Your 8 Medical Financing Options

  1. Cash savings, medical savings plans, and gift certificates are the best option as you don’t have to borrow or pay interest. You simply save some money each month (think: lay-a-way plan) until you have enough to cover the bill; or, ask for gifts in the form of gift certificates to help you reach your goals.
  2. Regular credit cards may allow you to use an existing low APR card or a new card with a 0% introductory period. If the card has reasonable interest rates (10% or less), this can be an affordable way to finance the surgery while building your credit. But, a large purchase can tie up your credit line and lower your credit score while you are paying it off. Be sure to pay off the balance before the introductory rate expires!
  3. Health care or medical credit cards come with attractive 0% promotions, and some can have reasonable interest rates and payment plans. But, many of these health care card lenders have been deemed predatory, applying interest retroactively and 30% APR in cases of missed payments. Be sure to research the card and read the fine print!
  4. Loans from family and friends may be your only option if you can’t get credit elsewhere. Terms may be excellent and flexible! But, you may jeopardize a relationship if you don’t pay interest and if you default on your agreement. So, think twice and reconsider whether cosmetic surgery and/or aesthetic beauty procedures are really within your financial reach.
  5. Bank loans may be an option. Interest rates can be similar to those on credit cards and loans tend to be fixed with set payment terms. In addition, these can boost your credit rating provided you make payments on time and in full. Secured loans may have lower interest rates: but, beware of unsecured loans which can have variable and high interest rates.
  6. Unsecured medical loans can be in the form of personal loans or credit cards, brokered through third parties like doctors or brokers. This is a good option for those with a low credit score who can’t find alternate sources of financing. However, always read the fine print because loans must often be co-signed and the interest rates can be high or balloon after an attractive introductory offer.
  7. Home equity loans and lines of credit are loans against the equity of your house with interest assessed at current mortgage rates. These can be easy to obtain and affordable when mortgage rates are low. In addition, the interest is tax-deductible for most people. But, when the job and/or housing market is poor, you could be forced to sell your home, causing many folks to get into financial trouble. This type of loan is best considered as a last option.

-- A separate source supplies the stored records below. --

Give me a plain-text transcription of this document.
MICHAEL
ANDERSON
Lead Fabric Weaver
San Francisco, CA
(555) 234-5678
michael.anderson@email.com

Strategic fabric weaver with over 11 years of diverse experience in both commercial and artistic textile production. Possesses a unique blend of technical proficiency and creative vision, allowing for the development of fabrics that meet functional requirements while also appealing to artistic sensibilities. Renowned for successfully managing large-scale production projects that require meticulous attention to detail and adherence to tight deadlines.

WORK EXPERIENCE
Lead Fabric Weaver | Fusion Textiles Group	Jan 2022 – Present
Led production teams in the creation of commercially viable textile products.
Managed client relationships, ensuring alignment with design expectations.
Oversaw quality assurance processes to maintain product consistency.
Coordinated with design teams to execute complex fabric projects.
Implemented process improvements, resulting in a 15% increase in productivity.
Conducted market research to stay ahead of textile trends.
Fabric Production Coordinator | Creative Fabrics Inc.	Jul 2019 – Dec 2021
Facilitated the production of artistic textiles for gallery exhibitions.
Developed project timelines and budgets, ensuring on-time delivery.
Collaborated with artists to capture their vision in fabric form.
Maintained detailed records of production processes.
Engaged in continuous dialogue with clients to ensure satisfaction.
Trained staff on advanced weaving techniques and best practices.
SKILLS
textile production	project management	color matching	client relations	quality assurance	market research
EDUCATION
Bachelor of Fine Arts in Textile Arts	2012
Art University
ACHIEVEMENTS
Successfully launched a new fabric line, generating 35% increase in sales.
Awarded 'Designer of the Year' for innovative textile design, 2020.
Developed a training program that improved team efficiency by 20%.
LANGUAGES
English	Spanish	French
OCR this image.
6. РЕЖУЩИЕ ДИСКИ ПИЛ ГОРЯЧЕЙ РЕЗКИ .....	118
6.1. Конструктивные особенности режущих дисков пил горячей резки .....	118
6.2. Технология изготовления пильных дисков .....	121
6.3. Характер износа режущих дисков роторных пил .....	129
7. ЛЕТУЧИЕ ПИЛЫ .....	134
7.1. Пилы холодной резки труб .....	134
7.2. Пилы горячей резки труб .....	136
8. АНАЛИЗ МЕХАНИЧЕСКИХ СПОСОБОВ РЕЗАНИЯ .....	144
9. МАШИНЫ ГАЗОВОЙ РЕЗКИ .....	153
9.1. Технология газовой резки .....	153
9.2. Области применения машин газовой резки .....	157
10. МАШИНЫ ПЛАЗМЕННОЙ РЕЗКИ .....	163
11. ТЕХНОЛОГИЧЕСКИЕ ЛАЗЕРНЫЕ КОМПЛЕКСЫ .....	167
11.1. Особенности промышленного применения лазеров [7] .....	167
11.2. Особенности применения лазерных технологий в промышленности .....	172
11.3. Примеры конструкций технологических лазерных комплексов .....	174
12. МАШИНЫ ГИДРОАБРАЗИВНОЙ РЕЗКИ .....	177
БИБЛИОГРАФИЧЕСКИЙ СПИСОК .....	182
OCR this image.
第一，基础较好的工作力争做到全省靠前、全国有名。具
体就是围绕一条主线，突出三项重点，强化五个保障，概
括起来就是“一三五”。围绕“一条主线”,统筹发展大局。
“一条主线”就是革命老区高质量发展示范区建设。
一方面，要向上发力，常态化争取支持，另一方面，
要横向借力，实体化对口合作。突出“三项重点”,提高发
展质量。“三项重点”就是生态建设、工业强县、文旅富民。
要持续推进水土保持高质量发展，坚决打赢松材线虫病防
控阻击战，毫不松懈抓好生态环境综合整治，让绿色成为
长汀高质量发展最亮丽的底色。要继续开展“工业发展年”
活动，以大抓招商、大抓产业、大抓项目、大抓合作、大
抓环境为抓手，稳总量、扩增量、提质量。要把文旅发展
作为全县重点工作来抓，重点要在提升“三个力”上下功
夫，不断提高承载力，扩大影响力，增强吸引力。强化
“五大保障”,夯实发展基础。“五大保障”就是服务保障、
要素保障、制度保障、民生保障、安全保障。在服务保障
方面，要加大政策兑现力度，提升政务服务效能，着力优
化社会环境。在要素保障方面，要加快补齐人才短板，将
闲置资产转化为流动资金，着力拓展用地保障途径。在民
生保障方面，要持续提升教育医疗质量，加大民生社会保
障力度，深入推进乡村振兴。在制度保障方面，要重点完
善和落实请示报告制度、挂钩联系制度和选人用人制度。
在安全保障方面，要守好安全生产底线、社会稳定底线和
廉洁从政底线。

  8. 401K loans allow participants to borrow up to 50% of the vested balance. Repayments are automatically deducted from your paycheck over the course of up to five years. With no impact on your credit rates, and low interest fees, you may be tempted to take out a 401K loan, but know that you will then repay the loan with taxed money. And, because you will ultimately withdraw the money in retirement and pay taxes then, you will (in effect) be paying double taxes. In addition, your plan may not allow you to make contributions while you’re paying off the loan, causing you to possibly lose out on tax benefits and asset growth during the repayment period. Finally, if you are under 59 1/2 years old, and you leave your job, you will suffer a 10% penalty.

BOTTOM LINE: Before you opt for a cosmetic surgery or an aesthetic beauty procedure, be certain that it is something that you realistically can afford!